FINRA “thinks this is very fair and generally would improve the forum for investors who are mostly required to be here,” she said. The rule proposal also should make the arbitration forum more cost- and time-efficient for investors, she added.

Calling the rule proposal “one of the most important changes [to the FINRA arbitration rules] in recent years,” Philip M. Aidikoff, an attorney with Aidikoff, Uhl & Bakhtiari in Beverly Hills, CA, said, “I absolutely support the proposal” because it strikes the “appropriate balance for cases that should be dismissed versus claims that should get a hearing.”

The rule proposal says in essence that “claimants get to present their entire case” except in situations where the wrong party was named or the claim was barred on eligibility grounds (the six-year time limit), he said. Importantly, however, the rule also would require that an arbitration panel make a definitive ruling on eligibility before dismissing a case or allowing it to proceed, he noted.

Steven B. Caruso, an attorney with Maddox Hargett & Caruso in New York, said “if the actual rule filing comports with the press release, then my opinion would be that it would end the ability of the securities industry to embrace motions to dismiss as a tactic of intimidation and coercion that have, for far too long, deprived public investors of a fair and equitable opportunity to present their claims.”

Rule Proposal Detailed

The FINRA notice to parties detailing the proposed rule change provides that if a party “(typically a respondent firm)” files a dispositive motion prior to the completion of a claimant presenting their case, an arbitration panel’s authority to grant the motion would be severely restricted.

A dispositive motion could only be granted “if the parties previously had settled their dispute in writing; (2) ‘factual impossibility,’ meaning the party could not have been associated with the conduct at issue; or (3) the existing six-year time limit on the submission of arbitration claims has tolled.” It also provides that an arbitration panel would have to hold a hearing on the dispositive motion, and any decision to grant it would have to be unanimous and be in writing.

“The proposed amendments also would require the panel to assess against the filing party all forum fees associated with hearings on dispositive motions if the panel denies the motion, and would require the panel to award costs and attorneys’ fees to the party that opposed a dispositive motion deemed frivolous by the panel,” the notice says.
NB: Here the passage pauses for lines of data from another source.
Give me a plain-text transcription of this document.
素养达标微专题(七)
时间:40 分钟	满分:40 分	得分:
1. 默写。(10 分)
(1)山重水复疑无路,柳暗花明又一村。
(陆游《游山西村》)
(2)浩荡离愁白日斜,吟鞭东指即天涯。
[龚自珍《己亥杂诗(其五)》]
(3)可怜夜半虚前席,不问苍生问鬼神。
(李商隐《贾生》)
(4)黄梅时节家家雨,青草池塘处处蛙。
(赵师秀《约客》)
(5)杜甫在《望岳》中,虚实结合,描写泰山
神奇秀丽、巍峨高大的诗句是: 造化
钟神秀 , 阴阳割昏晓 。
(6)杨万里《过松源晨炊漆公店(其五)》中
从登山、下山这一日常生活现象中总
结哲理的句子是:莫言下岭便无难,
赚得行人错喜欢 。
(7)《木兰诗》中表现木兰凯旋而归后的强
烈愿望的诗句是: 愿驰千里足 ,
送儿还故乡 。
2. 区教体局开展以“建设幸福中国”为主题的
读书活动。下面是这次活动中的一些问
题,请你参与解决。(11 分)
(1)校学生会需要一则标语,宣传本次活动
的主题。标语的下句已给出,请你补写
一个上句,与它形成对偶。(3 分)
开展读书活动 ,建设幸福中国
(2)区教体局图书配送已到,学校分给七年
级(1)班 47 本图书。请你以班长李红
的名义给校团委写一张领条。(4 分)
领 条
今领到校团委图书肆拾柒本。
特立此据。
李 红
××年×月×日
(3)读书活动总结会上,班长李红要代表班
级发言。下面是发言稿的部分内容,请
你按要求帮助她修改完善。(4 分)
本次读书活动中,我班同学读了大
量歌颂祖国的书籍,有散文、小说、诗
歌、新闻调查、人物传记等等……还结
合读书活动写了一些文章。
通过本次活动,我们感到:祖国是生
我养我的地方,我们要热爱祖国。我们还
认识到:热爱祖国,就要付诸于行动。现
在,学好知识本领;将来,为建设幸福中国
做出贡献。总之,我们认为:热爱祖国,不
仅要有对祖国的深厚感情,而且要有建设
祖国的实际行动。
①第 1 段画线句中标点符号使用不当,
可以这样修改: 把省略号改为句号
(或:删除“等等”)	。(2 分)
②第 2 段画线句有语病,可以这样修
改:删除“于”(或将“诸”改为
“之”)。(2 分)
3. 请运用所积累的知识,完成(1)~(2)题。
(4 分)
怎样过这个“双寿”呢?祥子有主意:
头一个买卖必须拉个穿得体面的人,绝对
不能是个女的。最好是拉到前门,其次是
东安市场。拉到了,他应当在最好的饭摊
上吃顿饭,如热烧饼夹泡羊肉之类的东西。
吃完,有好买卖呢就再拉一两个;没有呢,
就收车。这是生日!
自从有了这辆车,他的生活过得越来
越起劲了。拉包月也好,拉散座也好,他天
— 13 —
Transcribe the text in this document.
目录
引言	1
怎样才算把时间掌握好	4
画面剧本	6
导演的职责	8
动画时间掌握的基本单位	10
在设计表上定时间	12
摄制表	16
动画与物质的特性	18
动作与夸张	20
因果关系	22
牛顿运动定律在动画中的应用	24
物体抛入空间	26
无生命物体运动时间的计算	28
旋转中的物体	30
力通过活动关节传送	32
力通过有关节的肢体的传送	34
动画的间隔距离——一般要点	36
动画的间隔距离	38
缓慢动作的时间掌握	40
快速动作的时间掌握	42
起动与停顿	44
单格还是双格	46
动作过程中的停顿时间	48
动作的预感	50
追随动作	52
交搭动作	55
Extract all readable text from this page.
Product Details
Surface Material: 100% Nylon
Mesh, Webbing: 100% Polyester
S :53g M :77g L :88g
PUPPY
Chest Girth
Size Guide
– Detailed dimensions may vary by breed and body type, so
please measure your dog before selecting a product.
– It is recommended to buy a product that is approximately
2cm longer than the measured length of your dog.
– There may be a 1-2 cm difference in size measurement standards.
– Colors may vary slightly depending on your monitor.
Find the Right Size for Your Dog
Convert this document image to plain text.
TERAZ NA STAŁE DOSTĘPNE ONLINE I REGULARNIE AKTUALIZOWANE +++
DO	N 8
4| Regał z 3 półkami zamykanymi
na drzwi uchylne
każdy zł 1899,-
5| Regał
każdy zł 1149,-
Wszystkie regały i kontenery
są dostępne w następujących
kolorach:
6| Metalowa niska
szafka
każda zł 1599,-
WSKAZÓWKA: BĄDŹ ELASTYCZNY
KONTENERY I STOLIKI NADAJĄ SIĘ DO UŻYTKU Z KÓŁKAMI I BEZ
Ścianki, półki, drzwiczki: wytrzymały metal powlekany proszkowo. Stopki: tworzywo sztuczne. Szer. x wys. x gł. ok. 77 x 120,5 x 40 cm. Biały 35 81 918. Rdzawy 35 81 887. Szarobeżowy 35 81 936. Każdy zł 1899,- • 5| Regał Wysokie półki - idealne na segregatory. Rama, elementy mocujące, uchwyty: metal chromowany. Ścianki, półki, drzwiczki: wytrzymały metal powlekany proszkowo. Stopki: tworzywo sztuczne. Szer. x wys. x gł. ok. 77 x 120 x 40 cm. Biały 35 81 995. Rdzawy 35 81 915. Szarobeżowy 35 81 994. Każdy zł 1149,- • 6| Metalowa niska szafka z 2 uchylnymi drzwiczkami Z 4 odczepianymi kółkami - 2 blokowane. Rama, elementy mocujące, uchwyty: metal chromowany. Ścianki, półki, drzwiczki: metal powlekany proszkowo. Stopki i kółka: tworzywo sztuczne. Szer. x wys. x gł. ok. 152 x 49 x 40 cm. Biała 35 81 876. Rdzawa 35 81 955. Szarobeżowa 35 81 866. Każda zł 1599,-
However, if a dispositive motion is filed after a claimant completes their case, the proposed rule would not apply.

The notice goes on to warn parties that if they are found to have filed a motion in “bad faith” they could be subject to sanctions.

“Sanctions may include assessing monetary penalties, precluding a party from presenting evidence, making an adverse inference against a party, assessing postponement and/or forum fees, and assessing attorneys’ fees, costs and expenses,” the notice says.

“Finally, FINRA reminds parties and members that a panel may dismiss a claim, defense, or arbitration with prejudice as a sanction for material and intentional failure to comply with an order of the panel if prior warnings or sanctions have proven ineffective.”

Fienberg said FINRA has been working to “build a consensus that both sides [industry and investors] could endorse.” She noted that the rule proposal garnered unanimous support from the National Arbitration & Mediation Committee (NAMC), the Small Firms Advisory Board, and the FINRA Board.